Hourly NO₂ data from a geostationary sensor ingested into data assimilation systems could also provide the necessary input to take air quality forecasts further and improve them up to the point that they can reliably forecast violations of air quality standard hours in advance. A GEO measurement has another advantage against the existing satellite constellation; GEO can solve a temporal sampling problem of the existing LEO measurements. We define the temporal sampling problem of LEO as the shortage of the temporal frequency in observations. The LEO observations of a given location are conducted once per day at most. As clouds often prevent measurements down to the surface, the real sampling frequency at a given location tends to be reduced to less than once per day. The introduction of GEO can create a much larger number of cloud free observations, solving the temporal sampling problem of the existing LEO measurements. Note that the introduction of GEO would result in another problem: a spatial sampling problem. Since GEO instruments can only cover part of the Earth, they introduce a spatial sampling problem in that the rest of the Earth is not covered at all. Therefore, while solving the temporal sampling problem, the use of a GEO-instrument generates a spatial sampling problem. Indeed, the existing LEO measurements had a priority on solving the spatial sampling problem and obtained a global coverage of the tropospheric NO₂. To solve the spatial sampling problem in a GEO-based measurement system, several simultaneous measurements, e.g., in Asia, Europe and America will be needed. As an alternative, GEO and LEO observations can be combined to create a complete global picture.

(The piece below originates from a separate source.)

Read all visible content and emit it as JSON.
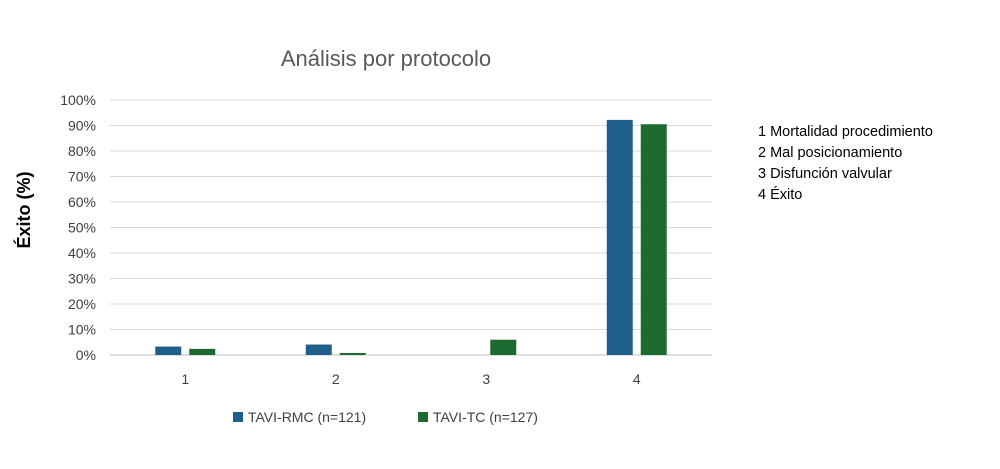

Since the beginning of the last decade, the possibility of GEO-based measurements of tropospheric tracers has been discussed as a contribution to the local- and regional scale air quality monitoring and forecasts (Kelder et al., 2005, Edwards, 2006). In these discussions, several GEO missions such as GEO TROPSAT (Little et al., 1997) and GeoTROPE (Bovensmann et al., 2002, Burrows et al., 2004) were proposed in the past. Presently, the Geostationary Coastal and Air Pollution Events (GEO-CAPE) mission is being studied in the United States, and the Sentinel-4 mission is proceeding for launch in Europe. In Asia, the Korean Geostationary Environment Monitoring Spectrometer (GEMS) is planned to be operating onboard of a GEO satellite. In Japan, the Geostationary Mission for Meteorology and Air Pollution (GMAP-Asia) was proposed by the Japan Society of Atmospheric Chemistry (Akimoto et al., 2008, Akimoto et al., 2009). In those missions, the development of the sensor is one of the key issues, as the requirements for the sensor specification in GEO (36,000 km altitude) become much more severe than for LEO (<1,000 km) because of the much weaker intensity of light coming from the Earth’s atmosphere to GEO.

In the present study, we conducted a feasibility analysis for the detection of diurnal variations of the tropospheric NO₂ from a GEO satellite. As a target region, we focused on Tokyo, which is the largest polluted urban area in Japan. We estimated the precision and its dependence on local time and season by numerical simulations to determine the smallest acceptable signal-to-noise ratio (SNR) for the detector if diurnal variations of NO₂ are to be studied. First, we assume an ideal sensor with constant SNR for the simulations. The results obtained here are general, because no specific sensor specification is assumed in the simulations. Based on these general results, we assume a realistic sensor specification similar to that currently discussed in the GMAP-Asia project and investigate to what extent this hypothetical sensor can detect the diurnal variation of the tropospheric NO₂.